Siyasi parti üyeleri ve sözcülerinin yaptıkları açıklamalarda seçimlerinin YSK eliyle engelleneceği iddiasını açıkça belirtilmektedir. Bu noktada “Yüksek Seçim Kurulu seçimleri erteleyebilir mi?” sorusu gündeme gelmektedir.
Anayasa’nın 78. Maddesi, “Savaş sebebiyle yeni seçimlerin yapılmasına imkan görülmezse, Türkiye Büyük Millet Meclisi seçimlerin bir yıl geriye bırakılmasına karar verebilir. Geri bırakma sebebi ortadan kalkmamışsa erteleme kararındaki usule göre bu işlem tekrarlanabilir.” diyor. Anayasa hükmü seçimlerin geri bırakılması yetkisini yalnızca “Savaş Sebebi” ile Türkiye Büyük Millet Meclisi’ne vermiştir. Anayasa metninden anlaşılacağı üzere mücbir sebepten bahsedilmemiştir. Mücbir sebep ile seçimlerin erteleneceğine ilişkin görüş ise Anayasa Mahkemesinin 15.06.2012 tarihli 2012/30 esas sayılı kararına dayandırılmaktadır. Anayasa Mahkemesi “Savaş sebebiyle yeni seçimlerin yapılmasına imkan görülmezse Türkiye Büyük Millet Meclisi seçimlerin bir yıl geriye bırakılmasına karar verebilir. Geri bırakma sebebi ortadan kalkmamışsa erteleme kararındaki usule göre bu işlem tekrarlanabilir.” maddesi ile ilgili açılan iptal davasında, 2012/30 esas sayılı kararı ile “…… Cumhurbaşkanı seçimine ilişkin diğer hususların yanı sıra savaş gibi bir mücbir sebep nedeniyle seçimin yapılmasına imkân bulunmayan hâllerde seçimin ertelenmesinin düzenlemesinde Anayasa’ya aykırı bir yön bulunmamaktadır.” diyerek iptal istemini reddetmiştir. Her ne kadar Anayasa Mahkemesi kararında “savaş gibi” ifadesini kullanmış olsa da Anayasa metni “Savaş sebebiyle” diyerek sınırlı bir sayım yapmıştır. Dolayısıyla “Savaş” sözcüğü genişletilerek doğal afette mücbir sebep kabul edilerek seçimler geri bırakılamaz.

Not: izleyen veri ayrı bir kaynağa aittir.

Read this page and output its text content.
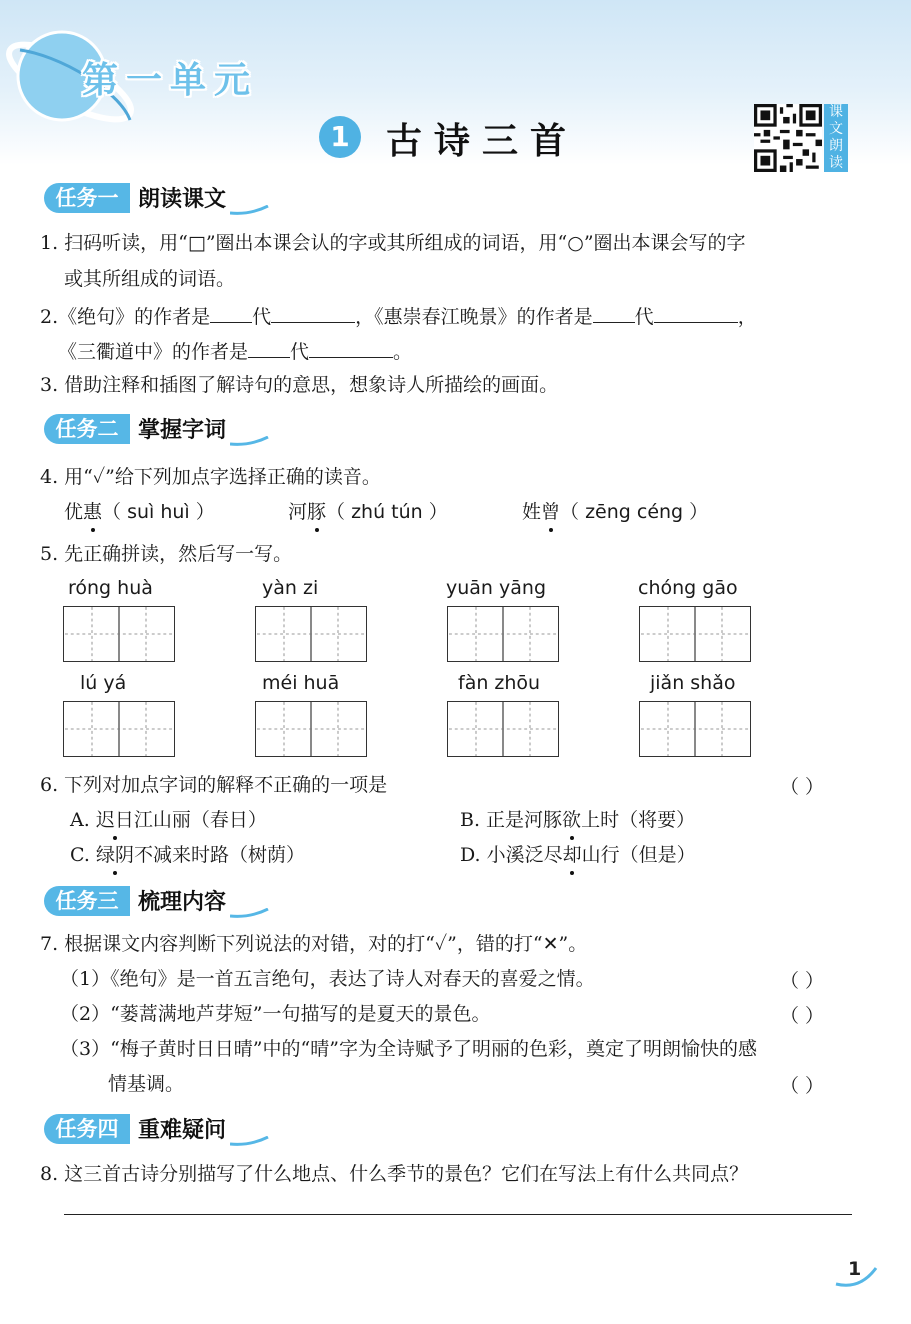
第一单元
1	古诗三首
课
文
朗
读
任务一 朗读课文
1. 扫码听读，用“□”圈出本课会认的字或其所组成的词语，用“○”圈出本课会写的字
或其所组成的词语。
2.《绝句》的作者是 代	，《惠崇春江晚景》的作者是 代	，
《三衢道中》的作者是 代	。
3. 借助注释和插图了解诗句的意思，想象诗人所描绘的画面。
任务二 掌握字词
4. 用“✓”给下列加点字选择正确的读音。
优惠（ suì huì ）	河豚（ zhú tún ）	姓曾（ zēng céng ）
5. 先正确拼读，然后写一写。
róng huà	yàn zi	yuān yāng	chóng gāo
lú yá	méi huā	fàn zhōu	jiǎn shǎo
6. 下列对加点字词的解释不正确的一项是	（ ）
A. 迟日江山丽（春日）	B. 正是河豚欲上时（将要）
C. 绿阴不减来时路（树荫）	D. 小溪泛尽却山行（但是）
任务三 梳理内容
7. 根据课文内容判断下列说法的对错，对的打“✓”，错的打“✕”。
（1）《绝句》是一首五言绝句，表达了诗人对春天的喜爱之情。	（ ）
（2）“蒌蒿满地芦芽短”一句描写的是夏天的景色。	（ ）
（3）“梅子黄时日日晴”中的“晴”字为全诗赋予了明丽的色彩，奠定了明朗愉快的感
情基调。	（ ）
任务四 重难疑问
8. 这三首古诗分别描写了什么地点、什么季节的景色？它们在写法上有什么共同点？
1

Öte yandan, 7062 sayılı Yüksek Seçim Kurulunun Teşkilat ve Görevleri Hakkında Kanun’un, Kurulun görev ve yetkileri başlıklı 6. Maddesi; “seçimlerin başlamasından bitimine kadar, seçimin düzen içinde yönetimi ve dürüstlüğüyle ilgili bütün işlemleri yapmak veya yaptırmak, seçim süresince ve seçimden sonra seçim konularıyla ilgili bütün yolsuzlukları, şikâyet ve itirazları incelemek ve kesin olarak karara bağlamak” ifadelerini kullanıyor. Kanunun 6. maddesi ve diğer maddelerinde, Kurulun seçimlerin geri bırakılmasına karar vermesine ilişkin herhangi bir hüküm bulunmamaktadır.
Anayasa’nın 6. Maddesi ise “Egemenlik, kayıtsız şartsız Milletindir. Türk Milleti, egemenliğini, Anayasanın koyduğu esaslara göre yetkili organları eliyle kullanır. Egemenliğin kullanılması, hiçbir surette hiçbir kişiye, zümreye veya sınıfa bırakılamaz. Hiçbir kimse veya organ kaynağını Anayasadan almayan bir Devlet yetkisi kullanamaz.” diyor.
Anayasa’nın 6. ve 78. maddeleri, 7062 sayılı Yüksek Seçim Kurulunun Teşkilat ve Görevleri Hakkında Kanun ile birlikte değerlendirildiğinde, Yüksek Seçim Kurulu’nun seçimleri geri bırakma yetkisinin olmadığı, seçimleri geri bırakma yetkisinin sadece ve ancak savaş sebebi ile Türkiye Büyük Millet Meclisi’ne verildiğini açıkça göstermektedir.